Named for its owner, the Bullitt Foundation strives to safeguard the natural environment through promotion of responsible human activities and sustainable communities in the Pacific Northwest. Point32 served as the developer for the Foundation’s new headquarters. Sharing the Bullitt Foundation’s vision, Point32 selected Miller Hull Partnership as the architect and Schuchart Construction as the general contractor.
“The attention-getting elements of the Bullitt Center -- 100% onsite renewable energy, water and waste management, as well as a safe, naturally day-lit and ventilated work environment built to last 250 years -- follow from an equally exciting integrated design process that enabled us to move beyond the traditionally linear design, engineering and construction process to orchestrate a diverse team targeting the seemingly impossible together, right from the start,” said Craig Curtis, design partner with The Miller Hull Partnership.

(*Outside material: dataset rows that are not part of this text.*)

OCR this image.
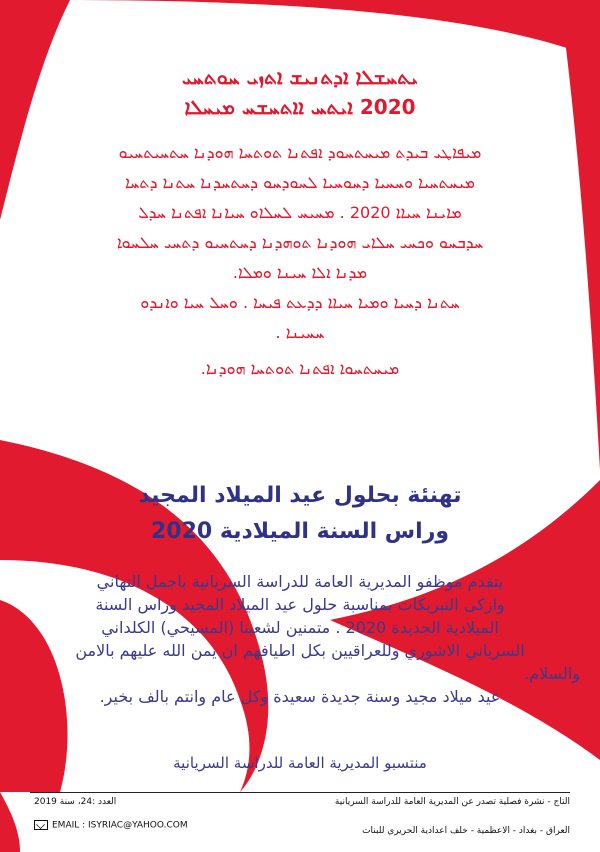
ܝܬܚܫܠܐ ܐܕܬܢܝܫ ܐܬܙܝ ܚܘܬܚܝ
2020 ܐܝܬܚ ܐܐܬܚܫܚ ܡܝܚܠܐ
ܡܝܦܐܛܝ ܒܝܕܬ ܡܝܚܬܚܘܕ ܐܦܬܢܐ ܬܘܬܚܐ ܗܘܕܢܐ ܚܬܚܝܬܚܝܘ
ܡܝܚܬܚܝܐ ܘܚܚܝܐ ܕܚܘܚܝܐ ܠܚܘܕܚܘ ܕܚܬܚܕܢܐ ܚܬܢܐ ܕܬܚܐ
ܡܐܝܢܐ ܚܝܐܐ 2020 . ܡܚܝܚ ܠܚܠܐܘ ܚܝܐܢܐ ܐܦܬܢܐ ܚܕܠ
ܚܕܒܚܘ ܘܟܚܝ ܚܠܐܝ ܗܘܕܢܐ ܬܘܗܕܢܐ ܕܚܬܚܝܘ ܕܬܚܝ ܚܠܚܘܐ
ܡܕܢܐ ܐܠܐ ܚܝܢܐ ܘܡܠܐ.
ܚܬܢܐ ܕܚܝܐ ܘܡܝܐ ܚܝܐܐ ܕܕܥܬ ܦܝܚܐ . ܘܚܠ ܚܝܐ ܘܐܢܕܘ
ܚܚܝܢܐ .
ܡܝܚܬܚܘܐ ܐܦܬܢܐ ܬܘܬܚܐ ܗܘܕܢܐ.
تهنئة بحلول عيد الميلاد المجيد
وراس السنة الميلادية 2020
يتقدم موظفو المديرية العامة للدراسة السريانية باجمل التهاني
وازكى التبريكات بمناسبة حلول عيد الميلاد المجيد وراس السنة
الميلادية الجديدة 2020 . متمنين لشعبنا (المسيحي) الكلداني
السرياني الاشوري وللعراقيين بكل اطيافهم ان يمن الله عليهم بالامن
والسلام.
عيد ميلاد مجيد وسنة جديدة سعيدة وكل عام وانتم بالف بخير.
منتسبو المديرية العامة للدراسة السريانية
العدد :24، سنة 2019	التاج - نشرة فصلية تصدر عن المديرية العامة للدراسة السريانية
EMAIL : ISYRIAC@YAHOO.COM
العراق - بغداد - الاعظمية - خلف اعدادية الحريري للبنات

Javier Bonilla, project manager with Goldfinch Brothers
Technoform's patented spacer design combines the benefits of high-performance polymers and thin stainless steel, setting the performance standard for insulating glass products. TGI-Spacers were one of thousands of building materials in the Bullitt Center that were vetted thoroughly for compliance with the LBC “Red List” of 14 potentially toxic substances. Many of these substances, such as PVC and formaldehyde, are common in building materials.
“It is important that we look forward, look ahead, and find products that are effective and affordable,” says Greg Goldfinch, president of Goldfinch Brothers. To him, the Bullitt Center exemplifies the future of sustainable commercial construction. “It really is going to be a showcase for a Living Building Challenge, a net-zero building, and to be a part of that is pretty special.”
“It’s really incredible,” praises Amanda Sturgeon of the International Living Future Institute. “It’s proof at a size and in a location where people can interact and be aware of it and be part of the process.”
Craig Curtis, FAIA, design partner at Miller Hull, continues, “In considering first and foremost how to design a building with essentially no environmental footprint, it was energizing to identify imaginative and elegant ways to beautifully express the building’s core performance functions through design strategies using a mix of existing and new technologies, systems, and materials. While in one sense we had to do more with less, we happily found that designing to high-performance targets actually opened up numerous formal design opportunities.”
From Architectural Record to The New York Times to Wired, dozens of architectural, sustainability and business media outlets have complimented the Bullitt Center’s design. The project also has been honored by the American Institute of Architects’ Seattle chapter’s What Makes It Green Awards, Architizer’s A+ Awards, Eco-Structure magazine’s Evergreen Awards, the Forest Stewardship Council’s Design & Build with FSC Award, Seattle Business magazine’s Green Washington Awards and others.